Extra Credit: Would I have believed in this phone problem as a teenager? Well, back then, there was no such thing as voicemail, email, cell phones or PCS. A home phone with an answering machine was the only option if you wanted to call a teenager, and back then there were still lots of housewives to answer home phones. But even in 1974, I wouldn't have thought it reasonable to only call my mom at home, at a time when you knew she was probably at work.
And it's even less reasonable now. What's the point of carrying a phone around with you, if people don't even try to reach you that way? Are they intentionally trying to delay the communication? Or do they simply not look to see whether there's more than one number given, and go for the first number in the file or database?
John thinks I should just refuse to give these people the home number.

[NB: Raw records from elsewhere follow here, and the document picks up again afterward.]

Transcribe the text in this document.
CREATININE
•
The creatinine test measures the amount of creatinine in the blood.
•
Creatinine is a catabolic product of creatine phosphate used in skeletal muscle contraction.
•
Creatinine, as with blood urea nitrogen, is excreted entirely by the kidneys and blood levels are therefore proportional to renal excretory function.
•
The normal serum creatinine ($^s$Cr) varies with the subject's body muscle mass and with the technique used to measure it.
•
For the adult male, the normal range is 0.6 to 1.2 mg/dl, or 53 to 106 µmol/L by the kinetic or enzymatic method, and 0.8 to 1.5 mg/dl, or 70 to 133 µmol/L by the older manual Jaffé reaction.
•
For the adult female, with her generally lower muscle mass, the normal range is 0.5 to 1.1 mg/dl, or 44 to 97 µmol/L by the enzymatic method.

It only encourages them to use it.
Karen
Update: they totaled my beloved Saturn after all. Somebody at Viking decided the car was "not repairable." I'm told that the settlement division will call me with a figure "next week." By then, Samatha advises me, I need to have a decision in place about whether I'm fixing the car anyway with the settlement money. Talk about contradictions! And oh, good--more stress! And I bet they'll call the home phone again, when they finally decide how much money to offer--a number that almost certainly won't get me back to where I was a week ago Wednesday.
4 comments:
I kinda agree with John. Just give the office and cell. Who the hell wants calls at home on your few hours of free time each day? LOL
"Mumble" fixed my brakes, and he did a right fair job, too....
Stacey
Gee, I get calls at work from my dentist's office all the time. :)
I should add that they call me at home, too. Usually, at both places to confirm the same appointment.